Matt has picked out several homes he'd like me to see.
I am ready with a notebook and pen, to scratch out design ideas, notes, excited scribblings.
I will not use that notebook once.
We view a series of depressing homes, each worse than the last. Each one requiring near or complete tear-downs. And that doesn't include the neighbors who have nose-rings, pit-bulls and overgrown yards.
But Matt spends a long time at each of these homes. He's a fount of optimism.
"This could work if we just...." and he begins to rattle off a to-do list as long as the 10 foot crack in one home's foundation.
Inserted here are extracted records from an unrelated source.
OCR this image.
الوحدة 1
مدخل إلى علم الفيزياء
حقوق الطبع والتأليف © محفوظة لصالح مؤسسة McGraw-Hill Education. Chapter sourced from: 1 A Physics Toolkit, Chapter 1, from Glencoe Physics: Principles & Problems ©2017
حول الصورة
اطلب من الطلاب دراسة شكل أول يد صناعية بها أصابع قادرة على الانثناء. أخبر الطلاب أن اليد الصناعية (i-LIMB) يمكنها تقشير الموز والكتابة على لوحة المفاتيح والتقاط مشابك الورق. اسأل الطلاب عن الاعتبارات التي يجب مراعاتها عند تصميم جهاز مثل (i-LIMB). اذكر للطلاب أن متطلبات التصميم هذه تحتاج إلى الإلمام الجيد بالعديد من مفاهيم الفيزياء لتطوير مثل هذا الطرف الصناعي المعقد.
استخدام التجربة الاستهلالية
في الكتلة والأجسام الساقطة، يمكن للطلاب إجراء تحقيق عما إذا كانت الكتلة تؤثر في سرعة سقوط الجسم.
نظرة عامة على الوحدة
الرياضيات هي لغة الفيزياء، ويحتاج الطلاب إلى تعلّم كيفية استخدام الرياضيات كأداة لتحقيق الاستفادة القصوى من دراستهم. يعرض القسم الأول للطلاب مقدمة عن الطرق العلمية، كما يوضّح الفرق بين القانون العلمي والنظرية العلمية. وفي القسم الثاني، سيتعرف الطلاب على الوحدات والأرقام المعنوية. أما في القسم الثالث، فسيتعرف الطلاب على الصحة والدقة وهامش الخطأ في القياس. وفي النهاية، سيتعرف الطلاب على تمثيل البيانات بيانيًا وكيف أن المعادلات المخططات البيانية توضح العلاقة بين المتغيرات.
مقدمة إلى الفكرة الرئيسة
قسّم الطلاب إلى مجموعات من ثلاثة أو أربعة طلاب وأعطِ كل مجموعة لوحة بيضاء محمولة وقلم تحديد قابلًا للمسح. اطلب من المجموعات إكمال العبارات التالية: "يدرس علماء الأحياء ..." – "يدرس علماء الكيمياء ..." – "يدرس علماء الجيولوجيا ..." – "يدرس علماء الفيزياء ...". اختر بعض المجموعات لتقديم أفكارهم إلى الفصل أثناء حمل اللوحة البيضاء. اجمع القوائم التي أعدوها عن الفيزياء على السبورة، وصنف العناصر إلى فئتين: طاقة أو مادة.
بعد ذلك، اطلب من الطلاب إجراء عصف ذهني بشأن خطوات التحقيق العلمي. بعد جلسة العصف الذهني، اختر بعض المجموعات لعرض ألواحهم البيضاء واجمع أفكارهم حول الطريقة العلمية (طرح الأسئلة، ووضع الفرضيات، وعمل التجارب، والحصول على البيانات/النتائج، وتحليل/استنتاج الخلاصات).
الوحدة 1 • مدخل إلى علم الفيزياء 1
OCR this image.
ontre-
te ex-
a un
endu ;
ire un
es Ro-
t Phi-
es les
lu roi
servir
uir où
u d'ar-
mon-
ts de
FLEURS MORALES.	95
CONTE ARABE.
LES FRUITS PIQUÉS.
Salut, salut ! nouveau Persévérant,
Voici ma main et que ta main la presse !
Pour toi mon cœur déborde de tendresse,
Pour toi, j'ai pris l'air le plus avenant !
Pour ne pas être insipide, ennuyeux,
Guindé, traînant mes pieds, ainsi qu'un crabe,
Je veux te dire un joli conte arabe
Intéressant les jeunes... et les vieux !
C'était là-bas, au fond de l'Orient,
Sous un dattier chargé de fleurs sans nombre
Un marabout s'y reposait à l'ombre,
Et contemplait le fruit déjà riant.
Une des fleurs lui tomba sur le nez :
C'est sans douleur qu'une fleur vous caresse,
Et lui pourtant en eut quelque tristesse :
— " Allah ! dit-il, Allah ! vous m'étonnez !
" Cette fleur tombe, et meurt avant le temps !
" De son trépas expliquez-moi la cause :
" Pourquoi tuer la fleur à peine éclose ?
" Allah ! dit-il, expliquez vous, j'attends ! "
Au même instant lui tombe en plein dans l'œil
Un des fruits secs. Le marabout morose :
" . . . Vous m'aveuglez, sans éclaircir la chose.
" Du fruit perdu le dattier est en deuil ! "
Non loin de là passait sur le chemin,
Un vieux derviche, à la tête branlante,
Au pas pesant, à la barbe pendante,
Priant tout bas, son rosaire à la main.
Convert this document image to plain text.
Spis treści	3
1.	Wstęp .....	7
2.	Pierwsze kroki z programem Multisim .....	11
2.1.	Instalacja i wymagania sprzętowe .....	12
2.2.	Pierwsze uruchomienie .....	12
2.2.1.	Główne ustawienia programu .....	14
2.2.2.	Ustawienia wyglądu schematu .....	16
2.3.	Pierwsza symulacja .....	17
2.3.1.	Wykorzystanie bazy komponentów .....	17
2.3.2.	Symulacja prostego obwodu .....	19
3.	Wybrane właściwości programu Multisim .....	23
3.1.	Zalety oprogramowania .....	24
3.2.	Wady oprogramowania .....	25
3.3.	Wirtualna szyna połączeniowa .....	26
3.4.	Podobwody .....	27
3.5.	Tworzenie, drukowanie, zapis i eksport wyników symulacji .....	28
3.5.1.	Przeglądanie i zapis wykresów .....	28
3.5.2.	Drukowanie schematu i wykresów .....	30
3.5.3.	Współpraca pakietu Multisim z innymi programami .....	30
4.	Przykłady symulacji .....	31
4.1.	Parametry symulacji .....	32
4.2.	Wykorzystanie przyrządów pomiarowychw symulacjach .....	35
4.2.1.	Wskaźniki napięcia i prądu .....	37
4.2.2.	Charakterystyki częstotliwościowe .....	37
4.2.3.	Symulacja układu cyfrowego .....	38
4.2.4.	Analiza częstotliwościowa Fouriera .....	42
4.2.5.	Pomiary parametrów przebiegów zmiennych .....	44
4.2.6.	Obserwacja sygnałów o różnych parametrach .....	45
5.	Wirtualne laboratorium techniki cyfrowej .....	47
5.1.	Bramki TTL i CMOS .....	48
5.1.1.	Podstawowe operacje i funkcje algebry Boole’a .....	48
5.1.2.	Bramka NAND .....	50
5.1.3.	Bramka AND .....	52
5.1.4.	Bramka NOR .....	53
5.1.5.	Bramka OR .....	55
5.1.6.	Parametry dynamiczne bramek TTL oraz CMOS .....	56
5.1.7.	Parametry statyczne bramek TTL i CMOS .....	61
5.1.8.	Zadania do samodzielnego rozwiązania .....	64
I listen, politely. I don't take notes. Because I'm all for remodels. But I don't have the energy for Extreme Makeover Home Edition.
After a very long afternoon, I'm exhausted and parched.
"Boy," I say as we near home, "our house feels like a palace compared to those dumps."
Matt chuckles. I look at him. He chuckles harder. Suddenly, it dawns on me.
"You did this on purpose!"
He breaks into a full laugh.
For a guy who rarely cracks a smile, he is really busting himself up.
"It worked, didn't it?" he asks.
And now, I'm laughing, too. I don't know how he does it, but he makes me laugh every time.
"I had to start at the bottom," he explains. "Just think, everything we look at now will seem awesome!"
And he's right, of course. Again.
"Besides," he says, "you can't look at how it looks. Look at what it can be!"
It all goes to show: wife looks at the outward appearance, but husband looks at the price tag.